We belong to the Sôtô lineage, one of the forms of Buddha’s teaching. The founders of this lineage are Shakyamuni Buddha, and later, Dôgen Zenji and Keizan Zenji.

Master Dôgen, a person of tremendous importance in Buddhism – and even beyond, since some consider him to be one of the greatest philosophers in the world – is, first and foremost, a zen monk. He wondered: how must we live our lives? The Buddha Way is a practice.

Dôgen decided to become a monk at an early age. He then spent time in various Buddhist communities in Japan. He was ordained at the great Tendai monastery, north of Kyoto, on mount Hiei, a prominent Buddhist hub. However, he was not convinced by the practice and the answers that he found there.

Dôgen was a sincere man. He’s known as a very profound, very authentic person. He did not understand the monks of mount Hiei, who surrounded themselves with luxury, mingled in fashionable circles, seeked good positions… Something was rotten in the religious world.

He left Japan and went to China, where he met the great master Nyôjô. When Dôgen speaks of his master, he says: “The old Buddha”.

He received the transmission and returned to Japan a few years later. It was a difficult time for him. Many Buddhists thought that his attitude was iconoclastic. Dressed in his kesa, Dôgen taught a zazen that was illuminated by Buddha’s teaching, and taught that all of our everyday actions are the Way. He believed that we don’t have do to anything special, such as retreating from the world.

That is the transmission that he received, the same one as Master Nansen’s in his days. Master Nansen told his disciple Joshu: “The forever peaceful mind is the Way.” This unobstructed, no longer restless mind, can manifest everywhere. It espouses all of life’s activities. One day, someone asked Master Joshu: “What is the Way?” Joshu answered: “Did you eat your breakfast?… Then go and wash your bowl.”

“Everyday mind is the Way”: Hei jo shin kore do, which literally means: the always even, always peaceful mind is the Way. Everywhere and always. Every day is a good day, every place a good place to practise.

The danger is to only focus on “spiritual” things and evacuate life.

Buddha himself showed the way. In his time, Brahmans had decided that they would only handle mind-related matters. Caste-based Hindu society provided to their needs lavishly… Buddha was against that and made ennemies of the Brahmans.

“I’m interested in Buddhist thinking, I have a brilliant mind…” Master Deshimaru used to scoff at those who spent their lives “deep in thought”.

A zen monk, a man of the Way is free, self-sufficient, he has no boy, no slave, and no specific object of study. For him, eating, washing up, going to the bathroom is the great matter. All of our lives’ activities must be taken that seriously.

Dôgen, Joshu, Buddha ask that we see every situation as an opportunity to awaken. Awaken to who we truly are, to what the universe is, to the fact that beyond our hustle and bustle, in the depths of the universe, there is peace.

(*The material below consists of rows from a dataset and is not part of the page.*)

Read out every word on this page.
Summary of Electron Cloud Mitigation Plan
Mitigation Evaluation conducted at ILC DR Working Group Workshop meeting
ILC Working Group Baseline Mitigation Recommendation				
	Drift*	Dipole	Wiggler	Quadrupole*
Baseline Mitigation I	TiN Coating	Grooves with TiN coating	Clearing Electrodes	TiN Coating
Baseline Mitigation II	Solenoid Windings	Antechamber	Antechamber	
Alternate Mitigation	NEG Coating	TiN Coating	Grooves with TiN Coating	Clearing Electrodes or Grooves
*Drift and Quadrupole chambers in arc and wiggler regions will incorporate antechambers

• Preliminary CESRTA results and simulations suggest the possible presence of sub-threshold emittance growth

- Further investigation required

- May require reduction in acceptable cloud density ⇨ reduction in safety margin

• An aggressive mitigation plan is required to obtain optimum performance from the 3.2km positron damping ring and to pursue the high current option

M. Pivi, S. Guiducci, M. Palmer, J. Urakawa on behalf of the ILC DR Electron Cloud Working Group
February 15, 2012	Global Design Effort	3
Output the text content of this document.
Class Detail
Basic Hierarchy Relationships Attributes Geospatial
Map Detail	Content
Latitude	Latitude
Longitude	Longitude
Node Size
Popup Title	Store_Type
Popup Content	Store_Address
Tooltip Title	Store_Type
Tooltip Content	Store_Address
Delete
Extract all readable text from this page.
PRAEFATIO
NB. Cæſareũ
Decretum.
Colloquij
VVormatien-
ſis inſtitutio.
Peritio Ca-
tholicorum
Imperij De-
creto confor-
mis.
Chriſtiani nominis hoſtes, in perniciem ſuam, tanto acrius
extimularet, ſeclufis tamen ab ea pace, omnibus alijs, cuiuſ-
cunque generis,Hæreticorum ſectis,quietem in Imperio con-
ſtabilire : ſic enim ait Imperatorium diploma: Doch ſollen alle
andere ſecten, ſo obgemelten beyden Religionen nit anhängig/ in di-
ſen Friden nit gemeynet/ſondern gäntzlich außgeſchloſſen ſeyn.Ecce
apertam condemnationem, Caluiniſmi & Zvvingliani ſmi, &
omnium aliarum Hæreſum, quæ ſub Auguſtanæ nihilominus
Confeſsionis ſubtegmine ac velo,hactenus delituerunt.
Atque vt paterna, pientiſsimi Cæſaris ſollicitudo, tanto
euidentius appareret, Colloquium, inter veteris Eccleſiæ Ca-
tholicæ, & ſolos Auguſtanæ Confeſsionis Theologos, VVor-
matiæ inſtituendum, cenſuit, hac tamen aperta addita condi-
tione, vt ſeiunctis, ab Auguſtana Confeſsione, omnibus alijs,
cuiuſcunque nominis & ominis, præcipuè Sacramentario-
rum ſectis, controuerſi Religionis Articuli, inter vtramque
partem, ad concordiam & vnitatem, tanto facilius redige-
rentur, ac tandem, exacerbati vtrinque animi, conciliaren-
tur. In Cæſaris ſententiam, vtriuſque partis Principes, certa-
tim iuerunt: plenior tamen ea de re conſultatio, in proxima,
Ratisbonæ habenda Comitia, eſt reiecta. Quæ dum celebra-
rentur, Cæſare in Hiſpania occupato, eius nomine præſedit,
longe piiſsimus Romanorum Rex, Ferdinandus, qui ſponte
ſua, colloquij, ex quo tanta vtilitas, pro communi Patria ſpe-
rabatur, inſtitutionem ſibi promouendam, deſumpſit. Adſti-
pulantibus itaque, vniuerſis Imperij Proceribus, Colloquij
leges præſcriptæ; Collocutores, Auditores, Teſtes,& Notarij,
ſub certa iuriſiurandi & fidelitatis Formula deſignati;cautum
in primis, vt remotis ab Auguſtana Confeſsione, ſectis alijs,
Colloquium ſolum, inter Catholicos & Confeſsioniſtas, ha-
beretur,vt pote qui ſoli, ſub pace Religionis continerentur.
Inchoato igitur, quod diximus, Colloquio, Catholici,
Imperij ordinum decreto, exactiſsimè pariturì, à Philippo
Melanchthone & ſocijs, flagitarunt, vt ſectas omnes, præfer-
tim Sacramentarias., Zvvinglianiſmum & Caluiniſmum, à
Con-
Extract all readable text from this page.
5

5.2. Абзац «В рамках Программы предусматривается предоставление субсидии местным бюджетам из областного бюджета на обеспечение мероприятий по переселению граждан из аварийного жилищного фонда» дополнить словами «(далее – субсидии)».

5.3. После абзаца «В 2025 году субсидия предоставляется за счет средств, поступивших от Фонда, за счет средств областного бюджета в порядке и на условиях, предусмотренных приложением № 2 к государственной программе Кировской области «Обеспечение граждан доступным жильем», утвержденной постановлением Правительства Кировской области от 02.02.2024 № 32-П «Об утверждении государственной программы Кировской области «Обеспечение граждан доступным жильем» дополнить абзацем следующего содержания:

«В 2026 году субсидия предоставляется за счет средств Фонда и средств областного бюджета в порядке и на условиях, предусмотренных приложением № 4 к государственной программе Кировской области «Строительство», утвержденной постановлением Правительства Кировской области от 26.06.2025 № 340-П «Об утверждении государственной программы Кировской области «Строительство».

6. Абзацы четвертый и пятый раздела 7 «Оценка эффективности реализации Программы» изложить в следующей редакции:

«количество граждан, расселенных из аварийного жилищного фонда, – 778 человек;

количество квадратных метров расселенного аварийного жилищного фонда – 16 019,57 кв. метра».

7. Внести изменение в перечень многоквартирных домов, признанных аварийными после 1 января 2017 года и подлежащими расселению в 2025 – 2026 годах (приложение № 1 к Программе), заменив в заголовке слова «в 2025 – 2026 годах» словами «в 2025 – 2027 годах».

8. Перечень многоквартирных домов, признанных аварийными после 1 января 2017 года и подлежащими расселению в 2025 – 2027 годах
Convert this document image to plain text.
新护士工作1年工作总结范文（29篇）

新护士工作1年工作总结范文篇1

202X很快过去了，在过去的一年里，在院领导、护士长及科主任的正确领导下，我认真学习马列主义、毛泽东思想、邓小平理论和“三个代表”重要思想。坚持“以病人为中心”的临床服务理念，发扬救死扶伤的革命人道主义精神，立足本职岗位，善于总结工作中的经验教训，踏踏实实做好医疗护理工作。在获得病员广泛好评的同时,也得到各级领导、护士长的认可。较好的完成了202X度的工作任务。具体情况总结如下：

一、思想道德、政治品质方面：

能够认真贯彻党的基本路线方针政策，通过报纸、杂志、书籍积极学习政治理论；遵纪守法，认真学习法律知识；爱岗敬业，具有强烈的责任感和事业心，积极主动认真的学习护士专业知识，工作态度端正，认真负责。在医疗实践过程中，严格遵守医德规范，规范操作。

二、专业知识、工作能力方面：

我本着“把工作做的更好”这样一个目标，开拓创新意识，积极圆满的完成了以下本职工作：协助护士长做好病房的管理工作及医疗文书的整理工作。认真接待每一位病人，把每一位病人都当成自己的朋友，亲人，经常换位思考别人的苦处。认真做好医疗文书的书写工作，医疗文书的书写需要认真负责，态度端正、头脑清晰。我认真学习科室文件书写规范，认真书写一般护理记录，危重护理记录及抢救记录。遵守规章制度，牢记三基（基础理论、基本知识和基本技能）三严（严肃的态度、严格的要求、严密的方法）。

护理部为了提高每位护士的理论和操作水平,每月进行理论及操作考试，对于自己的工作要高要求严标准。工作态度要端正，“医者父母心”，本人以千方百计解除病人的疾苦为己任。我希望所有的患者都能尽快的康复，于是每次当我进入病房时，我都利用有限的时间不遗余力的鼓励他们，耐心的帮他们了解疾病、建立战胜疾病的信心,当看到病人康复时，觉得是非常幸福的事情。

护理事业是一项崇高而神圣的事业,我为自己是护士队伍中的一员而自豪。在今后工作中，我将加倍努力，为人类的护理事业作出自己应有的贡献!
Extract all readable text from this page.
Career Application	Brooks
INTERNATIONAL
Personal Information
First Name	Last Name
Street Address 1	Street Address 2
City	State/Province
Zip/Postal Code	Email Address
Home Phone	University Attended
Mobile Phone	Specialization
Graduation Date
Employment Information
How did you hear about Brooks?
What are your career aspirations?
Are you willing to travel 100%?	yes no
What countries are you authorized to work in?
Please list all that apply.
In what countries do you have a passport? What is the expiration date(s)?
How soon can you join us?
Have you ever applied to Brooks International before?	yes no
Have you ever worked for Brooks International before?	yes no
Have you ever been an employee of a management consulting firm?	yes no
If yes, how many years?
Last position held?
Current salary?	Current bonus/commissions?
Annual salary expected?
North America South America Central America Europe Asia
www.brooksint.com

During those ten days, don’t miss any opportunity to practise absorption in everything you do, until you encounter peace. Don’t just think, as some of us did for a long time, that zazen is enough. Some remember that Master Deshimaru used to say: “Zen is zazen”, but they forget the rest of the sentence: “… and all things in life”.

Please, don’t live those ten days as if you were at a hotel. On the other hand, don’t make things overly complicated. Absorb yourself in the situations that befall you.

The specificity of the Sôtô school is that it transforms the acts of eating, cleaning, in the practice of the Way. Don’t dodge those opportunities. Don’t hesitate to raise your hand when it’s time to peel the vegetables. It is not a sacrifice; it’s simply penetrating Buddha’s practice.